#ubuntu-br-sc 2013-06-10
<Danniel-Lara> bom dia
#ubuntu-br-sc 2013-06-11
<Danniel-Lara> bom dia pessoal
<Danniel-Lara> buenas
<optimusprimem> oi Danniel-Lara
<Danniel-Lara> buenas
#ubuntu-br-sc 2013-06-12
<tiagoscd> boiko: em terra brasilis já? hehe
<boiko> tiagoscd: yep :)
#ubuntu-br-sc 2013-06-13
<Ric> hey man
#ubuntu-br-sc 2013-06-15
<sidneyandrews> Linux tomando conta!
<juniorxap> Mas olha no caso da Valve acredito que estão interessados no Linux pra poderem criar seu console, a exemplo do PS3 que usa um sistema BSD-Based.
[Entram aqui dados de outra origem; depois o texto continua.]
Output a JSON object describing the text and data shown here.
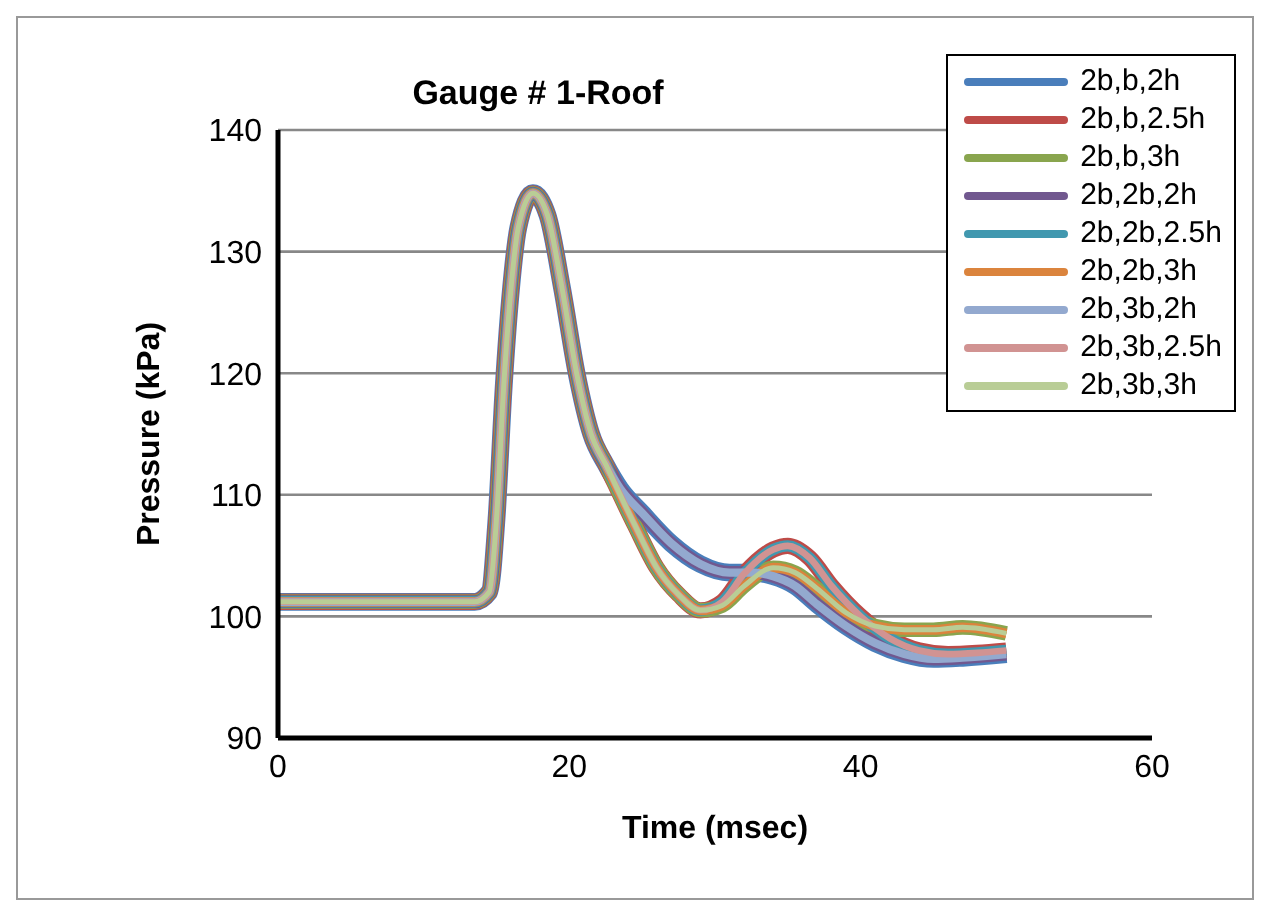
{
  "chart_data": {
    "type": "line",
    "title": "Gauge # 1-Roof",
    "xlabel": "Time (msec)",
    "ylabel": "Pressure (kPa)",
    "xlim": [
      0,
      60
    ],
    "xticks": [
      0,
      20,
      40,
      60
    ],
    "ylim": [
      90,
      140
    ],
    "yticks": [
      90,
      100,
      110,
      120,
      130,
      140
    ],
    "grid": "y",
    "legend": "top right",
    "marker": "none",
    "line_style": "solid",
    "series": [
      {
        "name": "2b,b,2h",
        "color": "#4a7ebb",
        "x": [
          0,
          13.5,
          14.5,
          15,
          15.5,
          16,
          16.5,
          17.5,
          18.5,
          19.5,
          20.5,
          21.5,
          22.5,
          23.5,
          25,
          27,
          29,
          31,
          32.5,
          34,
          35.5,
          37,
          39,
          41,
          43,
          45,
          47,
          50
        ],
        "values": [
          101.2,
          101.2,
          102,
          108,
          119,
          127,
          132,
          134.8,
          133,
          127,
          120,
          115,
          112.5,
          110.5,
          108.5,
          106,
          104.3,
          103.6,
          103.6,
          103.3,
          102.5,
          101,
          99.2,
          97.8,
          96.9,
          96.5,
          96.6,
          96.9
        ]
      },
      {
        "name": "2b,b,2.5h",
        "color": "#be4b48",
        "x": [
          0,
          13.5,
          14.5,
          15,
          15.5,
          16,
          16.5,
          17.5,
          18.5,
          19.5,
          20.5,
          21.5,
          22.5,
          24.5,
          26,
          27.5,
          29,
          30.5,
          32,
          34,
          35,
          36.5,
          38,
          40,
          42,
          44,
          46,
          48,
          50
        ],
        "values": [
          101.2,
          101.2,
          102,
          108,
          119,
          127,
          132,
          134.8,
          133,
          127,
          120,
          115,
          112.5,
          107.5,
          104,
          101.8,
          100.5,
          101.2,
          103.5,
          105.5,
          105.8,
          104.8,
          102.5,
          100,
          98.2,
          97.2,
          96.9,
          97,
          97.2
        ]
      },
      {
        "name": "2b,b,3h",
        "color": "#89a54e",
        "x": [
          0,
          13.5,
          14.5,
          15,
          15.5,
          16,
          16.5,
          17.5,
          18.5,
          19.5,
          20.5,
          21.5,
          22.5,
          24.5,
          26,
          27.5,
          29,
          30.5,
          32,
          34,
          35.5,
          37,
          39,
          41,
          43,
          45,
          47,
          50
        ],
        "values": [
          101.2,
          101.2,
          102,
          108,
          119,
          127,
          132,
          134.8,
          133,
          127,
          120,
          115,
          112.5,
          107.5,
          104,
          101.8,
          100.5,
          100.9,
          102.5,
          104,
          103.6,
          102.3,
          100.3,
          99.2,
          98.9,
          98.9,
          99.1,
          98.6
        ]
      },
      {
        "name": "2b,2b,2h",
        "color": "#71588f",
        "x": [
          0,
          13.5,
          14.5,
          15,
          15.5,
          16,
          16.5,
          17.5,
          18.5,
          19.5,
          20.5,
          21.5,
          22.5,
          23.5,
          25,
          27,
          29,
          31,
          32.5,
          34,
          35.5,
          37,
          39,
          41,
          43,
          45,
          47,
          50
        ],
        "values": [
          101.2,
          101.2,
          102,
          108,
          119,
          127,
          132,
          134.8,
          133,
          127,
          120,
          115,
          112.5,
          110.5,
          108.5,
          106,
          104.3,
          103.6,
          103.6,
          103.3,
          102.5,
          101,
          99.2,
          97.8,
          96.9,
          96.5,
          96.6,
          96.9
        ]
      },
      {
        "name": "2b,2b,2.5h",
        "color": "#4198af",
        "x": [
          0,
          13.5,
          14.5,
          15,
          15.5,
          16,
          16.5,
          17.5,
          18.5,
          19.5,
          20.5,
          21.5,
          22.5,
          24.5,
          26,
          27.5,
          29,
          30.5,
          32,
          34,
          35,
          36.5,
          38,
          40,
          42,
          44,
          46,
          48,
          50
        ],
        "values": [
          101.2,
          101.2,
          102,
          108,
          119,
          127,
          132,
          134.8,
          133,
          127,
          120,
          115,
          112.5,
          107.5,
          104,
          101.8,
          100.5,
          101.2,
          103.5,
          105.5,
          105.8,
          104.8,
          102.5,
          100,
          98.2,
          97.2,
          96.9,
          97,
          97.2
        ]
      },
      {
        "name": "2b,2b,3h",
        "color": "#db843d",
        "x": [
          0,
          13.5,
          14.5,
          15,
          15.5,
          16,
          16.5,
          17.5,
          18.5,
          19.5,
          20.5,
          21.5,
          22.5,
          24.5,
          26,
          27.5,
          29,
          30.5,
          32,
          34,
          35.5,
          37,
          39,
          41,
          43,
          45,
          47,
          50
        ],
        "values": [
          101.2,
          101.2,
          102,
          108,
          119,
          127,
          132,
          134.8,
          133,
          127,
          120,
          115,
          112.5,
          107.5,
          104,
          101.8,
          100.5,
          100.9,
          102.5,
          104,
          103.6,
          102.3,
          100.3,
          99.2,
          98.9,
          98.9,
          99.1,
          98.6
        ]
      },
      {
        "name": "2b,3b,2h",
        "color": "#93a9cf",
        "x": [
          0,
          13.5,
          14.5,
          15,
          15.5,
          16,
          16.5,
          17.5,
          18.5,
          19.5,
          20.5,
          21.5,
          22.5,
          23.5,
          25,
          27,
          29,
          31,
          32.5,
          34,
          35.5,
          37,
          39,
          41,
          43,
          45,
          47,
          50
        ],
        "values": [
          101.2,
          101.2,
          102,
          108,
          119,
          127,
          132,
          134.8,
          133,
          127,
          120,
          115,
          112.5,
          110.5,
          108.5,
          106,
          104.3,
          103.6,
          103.6,
          103.3,
          102.5,
          101,
          99.2,
          97.8,
          96.9,
          96.5,
          96.6,
          96.9
        ]
      },
      {
        "name": "2b,3b,2.5h",
        "color": "#d19392",
        "x": [
          0,
          13.5,
          14.5,
          15,
          15.5,
          16,
          16.5,
          17.5,
          18.5,
          19.5,
          20.5,
          21.5,
          22.5,
          24.5,
          26,
          27.5,
          29,
          30.5,
          32,
          34,
          35,
          36.5,
          38,
          40,
          42,
          44,
          46,
          48,
          50
        ],
        "values": [
          101.2,
          101.2,
          102,
          108,
          119,
          127,
          132,
          134.8,
          133,
          127,
          120,
          115,
          112.5,
          107.5,
          104,
          101.8,
          100.5,
          101.2,
          103.5,
          105.5,
          105.8,
          104.8,
          102.5,
          100,
          98.2,
          97.2,
          96.9,
          97,
          97.2
        ]
      },
      {
        "name": "2b,3b,3h",
        "color": "#b9cd96",
        "x": [
          0,
          13.5,
          14.5,
          15,
          15.5,
          16,
          16.5,
          17.5,
          18.5,
          19.5,
          20.5,
          21.5,
          22.5,
          24.5,
          26,
          27.5,
          29,
          30.5,
          32,
          34,
          35.5,
          37,
          39,
          41,
          43,
          45,
          47,
          50
        ],
        "values": [
          101.2,
          101.2,
          102,
          108,
          119,
          127,
          132,
          134.8,
          133,
          127,
          120,
          115,
          112.5,
          107.5,
          104,
          101.8,
          100.5,
          100.9,
          102.5,
          104,
          103.6,
          102.3,
          100.3,
          99.2,
          98.9,
          98.9,
          99.1,
          98.6
        ]
      }
    ]
  }
}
<julian_fern> juniorxap, Foi o que falei na verdade hehe
<sidneyandrews> Microsoft perdeu mercado de computadores com windows, antes tinha 78% do mercado, hoje tem apenas 28%
<juniorxap> falando ai de Android, será que alguém tem um tutorial bom de como instalar o Cyanogen pelo Ubuntu?
<juniorxap> Falando também em Android, o que acham daqueles Xing Ling da Jyaiu?
<juniorxap> Achei muito bacana.
<aprigio> juniorxap, pega o arquivo de install
<aprigio> joga no sdcard
<aprigio> da um boot no cel
<aprigio> e instala no modo recovery rs
<optimusprimem> olá
<omaciel> tem de apertar uma combinacao de teclas, nao aprigio ?
<omaciel> no boot
<aprigio> isso
<aprigio> tem sm
<juniorxap> tenho um Xperia Live
<aprigio> acho q eh power+vol up+home button
<juniorxap> sera que aguenta? kk
<omaciel> aprigio: isso
<aprigio> omaciel, bem lembrado
#ubuntu-br-sc 2014-06-09
<cyanoroma> Boa tarde a todos!
#ubuntu-br-sc 2014-06-14
<Julinux> Bom dia Povo de SC
<cyanoroma> Boa tarde a todos!